Rallies are getting squashed and there appears to be no lead for the stock market in recent trade.
According to Dow Jones Market Data, the Nasdaq Composite COMP, when it was up 2.1% at its peak on Thursday, ended down 1.3%, was its largest reversal for a loss since April 7, 2020. The Dow Jones Industrial Average DJIA, and the S&P 500 index SPX, both of which were trading higher, finished in negative territory.
The disintegration of a big intraday uptrend comes after the Nasdaq Composite entered a correction — defined as a decline of 10% but no more than 20% from a recent peak — for the first time since March 8, 2021, reflecting the fragility of the market as it prepares for a regime of higher interest rates and less-accommodative policy from the Federal Reserve.
Here is what history says about stock-market returns during Fed rate-hike cycles.
The intraday turnaround does not appear to be a good sign for the market's near-term prospects, as shown by the history.
The index tends to perform poorly, because of days in which the Nasdaq Composite has gained at least 2%, but ended lower on the day.
On such occasions, the composite finishes lower by 0.5% in the following session and is down 0.2% a week later.
It isn't until we get out a few months before performance improves.

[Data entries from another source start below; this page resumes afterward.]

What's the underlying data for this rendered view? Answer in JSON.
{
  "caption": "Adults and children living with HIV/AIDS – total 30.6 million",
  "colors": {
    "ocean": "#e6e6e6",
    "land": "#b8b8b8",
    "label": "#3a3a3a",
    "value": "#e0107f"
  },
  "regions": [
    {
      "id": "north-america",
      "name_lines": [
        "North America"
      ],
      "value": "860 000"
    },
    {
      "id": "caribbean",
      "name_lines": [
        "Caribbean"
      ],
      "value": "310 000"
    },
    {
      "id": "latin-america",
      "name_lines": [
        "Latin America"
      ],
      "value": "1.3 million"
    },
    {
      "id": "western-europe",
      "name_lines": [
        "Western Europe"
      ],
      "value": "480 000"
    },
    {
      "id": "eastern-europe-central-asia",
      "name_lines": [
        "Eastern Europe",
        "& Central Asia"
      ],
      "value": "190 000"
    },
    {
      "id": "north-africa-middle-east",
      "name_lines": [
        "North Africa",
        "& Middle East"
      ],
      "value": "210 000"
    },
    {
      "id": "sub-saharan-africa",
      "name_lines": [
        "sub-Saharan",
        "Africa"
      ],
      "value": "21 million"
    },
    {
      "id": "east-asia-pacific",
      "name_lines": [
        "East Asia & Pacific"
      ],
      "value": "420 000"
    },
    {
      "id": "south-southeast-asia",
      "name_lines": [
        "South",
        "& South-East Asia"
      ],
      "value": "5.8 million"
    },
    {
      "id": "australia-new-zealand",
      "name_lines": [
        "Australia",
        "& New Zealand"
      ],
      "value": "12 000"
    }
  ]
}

Three months out the return improves to a gain of 1.4%, based on Dow Jones Market Data tracking 2% intraday moves going back to 1991, while gains for the index are better, a gain of 0.5%.
Things may turn around eventually.
The last time the Nasdaq Composite rose by 2% and fell by 1% was March 20, 2020, the day before the so-called Pandemic bottom.

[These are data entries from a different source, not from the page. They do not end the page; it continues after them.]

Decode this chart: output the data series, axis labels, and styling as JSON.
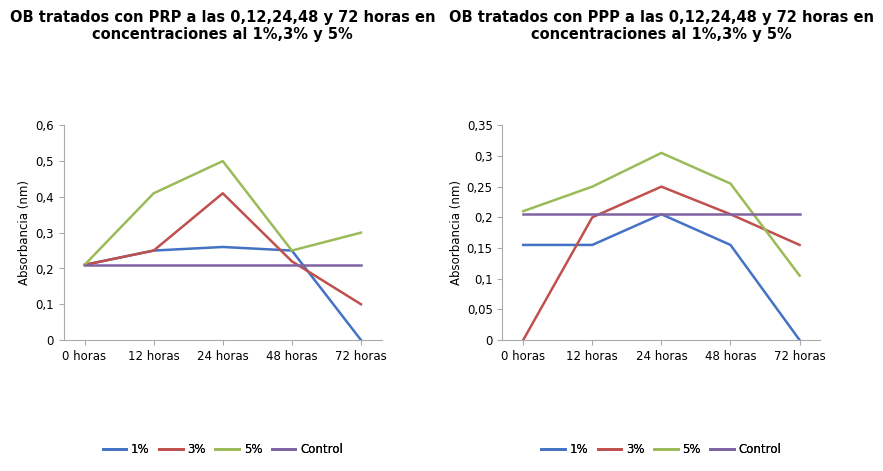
{
  "title_prp": "OB tratados con PRP a las 0,12,24,48 y 72 horas en\nconcentraciones al 1%,3% y 5%",
  "title_ppp": "OB tratados con PPP a las 0,12,24,48 y 72 horas en\nconcentraciones al 1%,3% y 5%",
  "ylabel": "Absorbancia (nm)",
  "xtick_labels": [
    "0 horas",
    "12 horas",
    "24 horas",
    "48 horas",
    "72 horas"
  ],
  "prp": {
    "one_pct": [
      0.21,
      0.25,
      0.26,
      0.25,
      0.0
    ],
    "three_pct": [
      0.21,
      0.25,
      0.41,
      0.22,
      0.1
    ],
    "five_pct": [
      0.21,
      0.41,
      0.5,
      0.25,
      0.3
    ],
    "control": [
      0.21,
      0.21,
      0.21,
      0.21,
      0.21
    ]
  },
  "ppp": {
    "one_pct": [
      0.155,
      0.155,
      0.205,
      0.155,
      0.0
    ],
    "three_pct": [
      0.0,
      0.2,
      0.25,
      0.205,
      0.155
    ],
    "five_pct": [
      0.21,
      0.25,
      0.305,
      0.255,
      0.105
    ],
    "control": [
      0.205,
      0.205,
      0.205,
      0.205,
      0.205
    ]
  },
  "prp_ylim": [
    0,
    0.6
  ],
  "prp_yticks": [
    0,
    0.1,
    0.2,
    0.3,
    0.4,
    0.5,
    0.6
  ],
  "ppp_ylim": [
    0,
    0.35
  ],
  "ppp_yticks": [
    0,
    0.05,
    0.1,
    0.15,
    0.2,
    0.25,
    0.3,
    0.35
  ],
  "color_1pct": "#4472c4",
  "color_3pct": "#c0504d",
  "color_5pct": "#9bbb59",
  "color_control": "#8064a2",
  "bg_color": "#ffffff",
  "title_fontsize": 10.5,
  "axis_fontsize": 8.5,
  "legend_fontsize": 8.5
}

At least 7 signs show how the stock market is breaking down.
The equity market has been under siege due to the possibility of multiple interest-rate increases from the Fed, which meets Tuesday and Wednesday. Higher rates can have a chilling effect on investments in speculative segments of the market that rely heavily on borrowing, with investors discounting future cash flows. Talk of inflation has put a damper on the market and is one of the reasons that the Fed has to change from a regime of easy money to one of policy tightening.